On x86 the MTTR/PAT mechanisms is what disables caching, write combining and enables write through to MMIO address ranges.
Yes it does replace the need for volatile. The actual access is done via assembly language, either inline (better) or not.
You could make volatile work, probably, by putting inline assembly both before and after it. In that case you could probably even skip marking things valatile, because the inline assembly will make the compiler behave. Why bother? This is more complicated than just doing the access from assembly.
MTRR/PAT is often not enough, or it would only be enough if you killed performance elsewhere. (different types of MMIO in the same page) It's also not something you can rely on if you want to write portable code.
Yes, you can use memory barriers for MMIO but you'd have to put them between every single statement that touches the MMIO address range. Not only will that bloat your code it would slow down access to all your regular variables as the compiler would have to reload everything constantly and the processor wouldn't be able to out of order anything.
Why do you think volatile won't work for MMIO with the proper MTRR/PAT setup? The volatile keeps the compiler for messing with the read/writes and the MTRR/PAT makes the processor perform all reads and writes exactly in the order the instructions tell it to without any caching or write combining.
"This is more complicated than just doing the access from assembly." and "It's also not something you can rely on if you want to write portable code." So in one paragraph you're telling me to do it in assembly and in another you want portable code.
The linux kernel has gone above and beyond using volatile but in embedded it's how IO is done when using C.
I make the assumption that you put the inline assembly in a macro. This keeps your C portable. The macro gets pulled in from a header file that is specific to the CPU.
MTRR/PAT won't save you, at least without a huge performance loss, when you want write combining (etc.) for most of the addresses in a page of address space but not all of them.
MTRR/PAT won't save you from reordering that happens in a PCI bridge. It's allowed and it is done.
We're into semantics here. Portable requiring a CPU shim vs portable not requiring one. More complicated cpu/bus interfaces require the first one but if you can just use volatile for IO as done in embedded work you get much smaller and/or faster code.
If a device has registers that are sensitive to multiple read/writes of the same address and ones that need caching and write combining for performance in the same 4K page then it was designed poorly. :)
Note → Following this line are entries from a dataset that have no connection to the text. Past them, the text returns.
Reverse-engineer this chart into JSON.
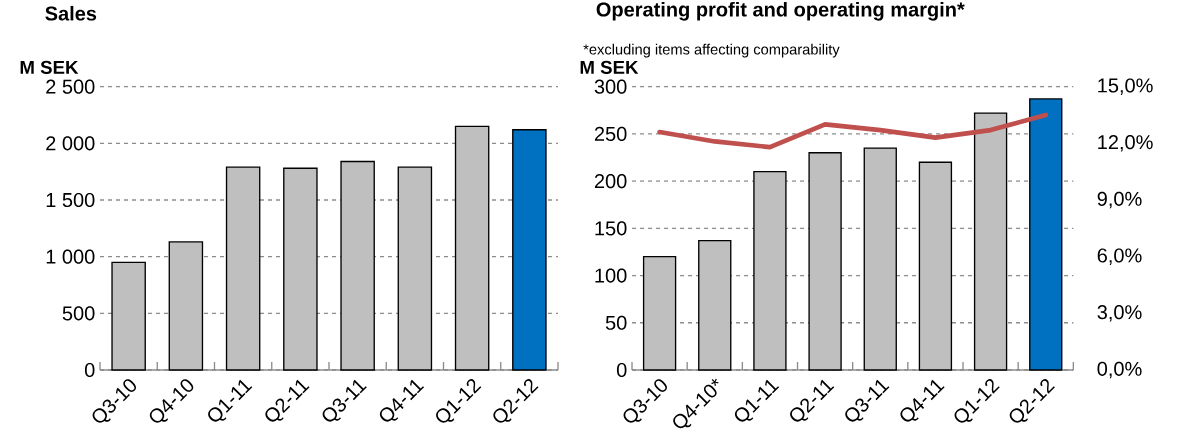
{
  "chart_data": [
    {
      "type": "bar",
      "title": "Sales",
      "ylabel": "M SEK",
      "categories": [
        "Q3-10",
        "Q4-10",
        "Q1-11",
        "Q2-11",
        "Q3-11",
        "Q4-11",
        "Q1-12",
        "Q2-12"
      ],
      "values": [
        950,
        1130,
        1790,
        1780,
        1840,
        1790,
        2150,
        2120
      ],
      "colors": [
        "#bfbfbf",
        "#bfbfbf",
        "#bfbfbf",
        "#bfbfbf",
        "#bfbfbf",
        "#bfbfbf",
        "#bfbfbf",
        "#0070c0"
      ],
      "ylim": [
        0,
        2500
      ],
      "yticks": [
        0,
        500,
        {
          "value": 1000,
          "label": "1 000"
        },
        {
          "value": 1500,
          "label": "1 500"
        },
        {
          "value": 2000,
          "label": "2 000"
        },
        {
          "value": 2500,
          "label": "2 500"
        }
      ],
      "grid": "y"
    },
    {
      "type": "bar",
      "title": "Operating profit and operating margin*",
      "subtitle": "*excluding items affecting comparability",
      "ylabel": "M SEK",
      "categories": [
        "Q3-10",
        "Q4-10*",
        "Q1-11",
        "Q2-11",
        "Q3-11",
        "Q4-11",
        "Q1-12",
        "Q2-12"
      ],
      "series": [
        {
          "type": "bar",
          "values": [
            120,
            137,
            210,
            230,
            235,
            220,
            272,
            287
          ],
          "colors": [
            "#bfbfbf",
            "#bfbfbf",
            "#bfbfbf",
            "#bfbfbf",
            "#bfbfbf",
            "#bfbfbf",
            "#bfbfbf",
            "#0070c0"
          ]
        },
        {
          "type": "line",
          "axis": "y2",
          "color": "#c0504d",
          "values": [
            12.6,
            12.1,
            11.8,
            13.0,
            12.7,
            12.3,
            12.7,
            13.5
          ]
        }
      ],
      "ylim": [
        0,
        300
      ],
      "yticks": [
        0,
        50,
        100,
        150,
        200,
        250,
        300
      ],
      "y2lim": [
        0,
        15
      ],
      "y2ticks": [
        {
          "value": 0,
          "label": "0,0%"
        },
        {
          "value": 3,
          "label": "3,0%"
        },
        {
          "value": 6,
          "label": "6,0%"
        },
        {
          "value": 9,
          "label": "9,0%"
        },
        {
          "value": 12,
          "label": "12,0%"
        },
        {
          "value": 15,
          "label": "15,0%"
        }
      ],
      "grid": "y"
    }
  ]
}
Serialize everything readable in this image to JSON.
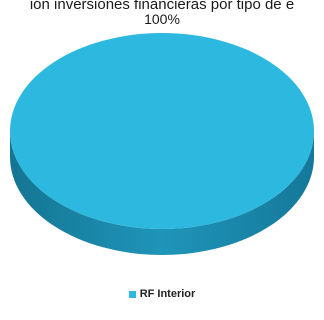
{
  "chart_data": {
    "type": "pie",
    "title": "ión inversiones financieras por tipo de e",
    "slices": [
      {
        "label": "RF Interior",
        "value": 100,
        "percent_label": "100%"
      }
    ],
    "colors": {
      "top": "#2db9df",
      "side": "#1c8fb3",
      "side_dark": "#14708e"
    },
    "legend_placement": "bottom"
  }
}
PCI bridges need to support legacy mode. Otherwise DOS programs and drivers wouldn't run correctly. The BIOS sets up a compatibility MTRR setup for this reason and you can see the Linux kernel print it out on boot.
So I'm basically agreeing and disagreeing with you on this one. Once the hardware gets past a certain complexity you need to move from volatile to accessor functions/macros.
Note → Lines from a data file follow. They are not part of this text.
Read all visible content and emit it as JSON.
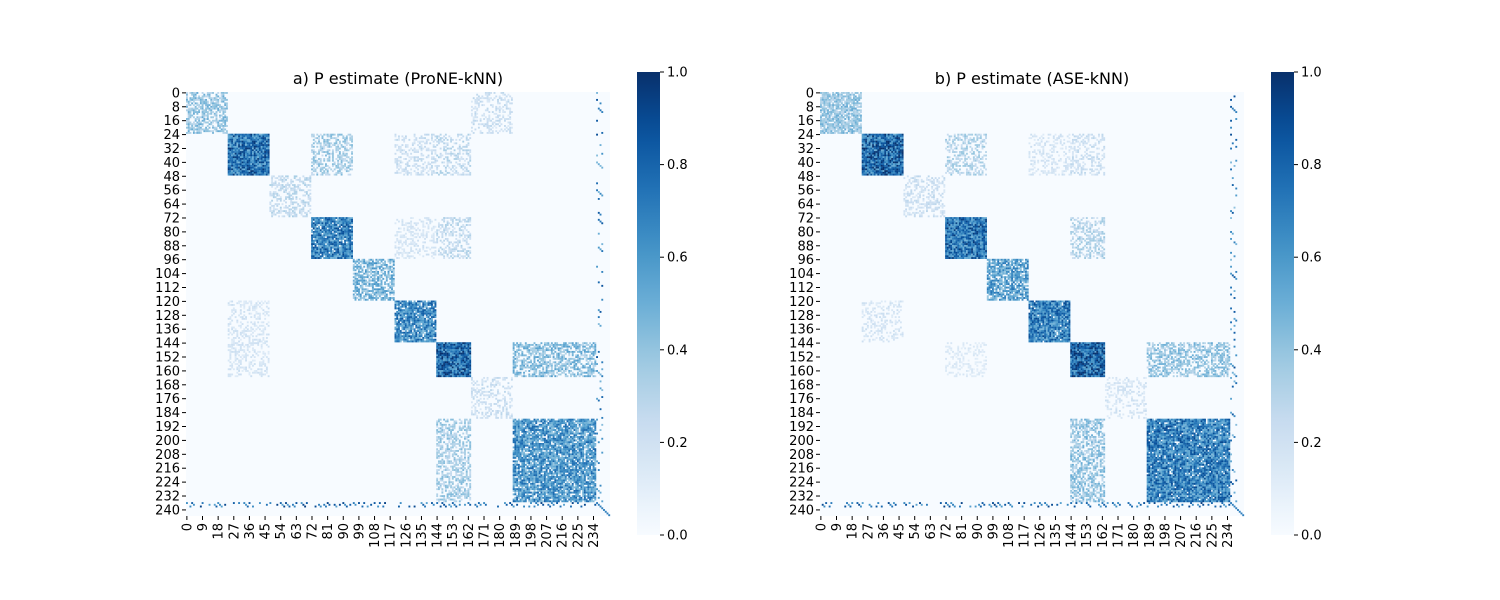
{
  "chart_data": [
    {
      "type": "heatmap",
      "title": "a) P estimate (ProNE-kNN)",
      "n": 244,
      "x_ticks": [
        0,
        9,
        18,
        27,
        36,
        45,
        54,
        63,
        72,
        81,
        90,
        99,
        108,
        117,
        126,
        135,
        144,
        153,
        162,
        171,
        180,
        189,
        198,
        207,
        216,
        225,
        234
      ],
      "y_ticks": [
        0,
        8,
        16,
        24,
        32,
        40,
        48,
        56,
        64,
        72,
        80,
        88,
        96,
        104,
        112,
        120,
        128,
        136,
        144,
        152,
        160,
        168,
        176,
        184,
        192,
        200,
        208,
        216,
        224,
        232,
        240
      ],
      "colorbar": {
        "min": 0.0,
        "max": 1.0,
        "ticks": [
          "0.0",
          "0.2",
          "0.4",
          "0.6",
          "0.8",
          "1.0"
        ],
        "colormap": "Blues"
      },
      "blocks": [
        {
          "start": 0,
          "end": 24,
          "value": 0.45
        },
        {
          "start": 24,
          "end": 48,
          "value": 0.85
        },
        {
          "start": 48,
          "end": 72,
          "value": 0.3
        },
        {
          "start": 72,
          "end": 96,
          "value": 0.8
        },
        {
          "start": 96,
          "end": 120,
          "value": 0.55
        },
        {
          "start": 120,
          "end": 144,
          "value": 0.75
        },
        {
          "start": 144,
          "end": 164,
          "value": 0.9
        },
        {
          "start": 164,
          "end": 188,
          "value": 0.25
        },
        {
          "start": 188,
          "end": 236,
          "value": 0.7
        }
      ],
      "off_diagonal": [
        {
          "rows": [
            24,
            48
          ],
          "cols": [
            72,
            96
          ],
          "value": 0.4
        },
        {
          "rows": [
            24,
            48
          ],
          "cols": [
            120,
            144
          ],
          "value": 0.25
        },
        {
          "rows": [
            24,
            48
          ],
          "cols": [
            144,
            164
          ],
          "value": 0.3
        },
        {
          "rows": [
            72,
            96
          ],
          "cols": [
            120,
            144
          ],
          "value": 0.2
        },
        {
          "rows": [
            72,
            96
          ],
          "cols": [
            144,
            164
          ],
          "value": 0.3
        },
        {
          "rows": [
            0,
            24
          ],
          "cols": [
            164,
            188
          ],
          "value": 0.25
        },
        {
          "rows": [
            144,
            164
          ],
          "cols": [
            188,
            236
          ],
          "value": 0.5
        },
        {
          "rows": [
            120,
            144
          ],
          "cols": [
            24,
            48
          ],
          "value": 0.2
        },
        {
          "rows": [
            144,
            164
          ],
          "cols": [
            24,
            48
          ],
          "value": 0.2
        },
        {
          "rows": [
            188,
            236
          ],
          "cols": [
            144,
            164
          ],
          "value": 0.4
        }
      ]
    },
    {
      "type": "heatmap",
      "title": "b) P estimate (ASE-kNN)",
      "n": 244,
      "x_ticks": [
        0,
        9,
        18,
        27,
        36,
        45,
        54,
        63,
        72,
        81,
        90,
        99,
        108,
        117,
        126,
        135,
        144,
        153,
        162,
        171,
        180,
        189,
        198,
        207,
        216,
        225,
        234
      ],
      "y_ticks": [
        0,
        8,
        16,
        24,
        32,
        40,
        48,
        56,
        64,
        72,
        80,
        88,
        96,
        104,
        112,
        120,
        128,
        136,
        144,
        152,
        160,
        168,
        176,
        184,
        192,
        200,
        208,
        216,
        224,
        232,
        240
      ],
      "colorbar": {
        "min": 0.0,
        "max": 1.0,
        "ticks": [
          "0.0",
          "0.2",
          "0.4",
          "0.6",
          "0.8",
          "1.0"
        ],
        "colormap": "Blues"
      },
      "blocks": [
        {
          "start": 0,
          "end": 24,
          "value": 0.45
        },
        {
          "start": 24,
          "end": 48,
          "value": 0.9
        },
        {
          "start": 48,
          "end": 72,
          "value": 0.25
        },
        {
          "start": 72,
          "end": 96,
          "value": 0.85
        },
        {
          "start": 96,
          "end": 120,
          "value": 0.65
        },
        {
          "start": 120,
          "end": 144,
          "value": 0.8
        },
        {
          "start": 144,
          "end": 164,
          "value": 0.92
        },
        {
          "start": 164,
          "end": 188,
          "value": 0.2
        },
        {
          "start": 188,
          "end": 236,
          "value": 0.8
        }
      ],
      "off_diagonal": [
        {
          "rows": [
            24,
            48
          ],
          "cols": [
            72,
            96
          ],
          "value": 0.35
        },
        {
          "rows": [
            24,
            48
          ],
          "cols": [
            120,
            144
          ],
          "value": 0.2
        },
        {
          "rows": [
            24,
            48
          ],
          "cols": [
            144,
            164
          ],
          "value": 0.25
        },
        {
          "rows": [
            72,
            96
          ],
          "cols": [
            144,
            164
          ],
          "value": 0.35
        },
        {
          "rows": [
            0,
            24
          ],
          "cols": [
            0,
            24
          ],
          "value": 0.45
        },
        {
          "rows": [
            144,
            164
          ],
          "cols": [
            188,
            236
          ],
          "value": 0.45
        },
        {
          "rows": [
            188,
            236
          ],
          "cols": [
            144,
            164
          ],
          "value": 0.45
        },
        {
          "rows": [
            120,
            144
          ],
          "cols": [
            24,
            48
          ],
          "value": 0.2
        },
        {
          "rows": [
            144,
            164
          ],
          "cols": [
            72,
            96
          ],
          "value": 0.15
        }
      ]
    }
  ]
}
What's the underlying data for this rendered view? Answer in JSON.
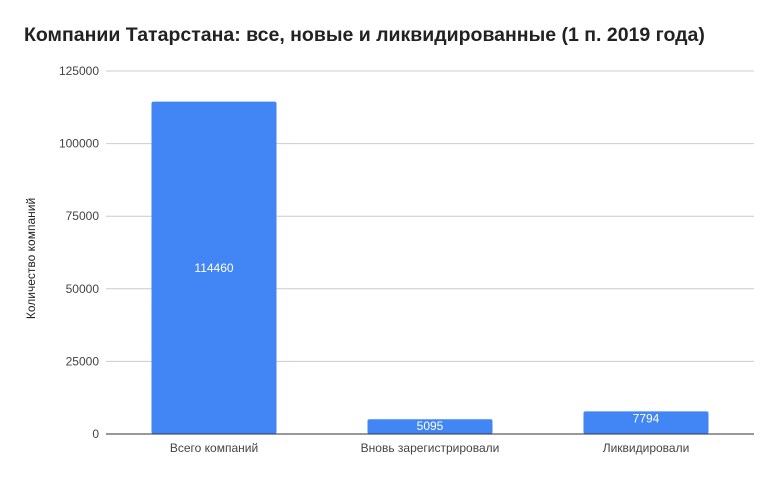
{
  "chart_data": {
    "type": "bar",
    "title": "Компании Татарстана: все, новые и ликвидированные (1 п. 2019 года)",
    "xlabel": "",
    "ylabel": "Количество компаний",
    "categories": [
      "Всего компаний",
      "Вновь зарегистрировали",
      "Ликвидировали"
    ],
    "values": [
      114460,
      5095,
      7794
    ],
    "data_labels": [
      "114460",
      "5095",
      "7794"
    ],
    "ylim": [
      0,
      125000
    ],
    "yticks": [
      0,
      25000,
      50000,
      75000,
      100000,
      125000
    ],
    "ytick_labels": [
      "0",
      "25000",
      "50000",
      "75000",
      "100000",
      "125000"
    ],
    "grid": true,
    "legend": "none",
    "bar_color": "#4285f4",
    "grid_color": "#cccccc",
    "baseline_color": "#333333"
  }
}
Volatile also tempts you to break the aliasing rules. If you find yourself casting pointers, you are probably violating the C standard. You'll need something like -fno-strict-aliasing to enable a non-standard C dialect.
It was memory used for a low latency system, didn't have locks even spinlocks. In that case it was manipulating data directly in shm and compiler was optimizating away access to data. What is the current/modern mechanism to ensure a stucture or flag won't be optimized away from shared memory mapped between two processes? Are access functions available in userspace libraries?
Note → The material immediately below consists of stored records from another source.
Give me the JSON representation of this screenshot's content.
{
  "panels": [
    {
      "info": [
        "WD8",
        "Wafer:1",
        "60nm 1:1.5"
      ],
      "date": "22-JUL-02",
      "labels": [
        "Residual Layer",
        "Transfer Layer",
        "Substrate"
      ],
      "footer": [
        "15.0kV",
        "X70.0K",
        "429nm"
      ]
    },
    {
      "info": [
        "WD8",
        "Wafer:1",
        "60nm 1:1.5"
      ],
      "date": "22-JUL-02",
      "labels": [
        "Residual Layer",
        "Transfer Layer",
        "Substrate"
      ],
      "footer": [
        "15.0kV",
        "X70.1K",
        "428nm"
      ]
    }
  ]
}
This means that the compiler is allowed to optimize
as if it said is incorrect. The clause about sequence points starts with "Futhermore, " so it is an additional restriction, and to boot it only talks about stores to the volatile-qualified object, not loads, so it is entirely inapplicable to this example.The prior clause saying "Therefore any expression referring to such an object shall be evaluated strictly according to the rules of the abstract machine, as described in 5.1.2.3." applies, and the rules of the abstract machine for the binary + operator are that each operand is evaluated (in an unspecified order). So both dereferences must be evaluated.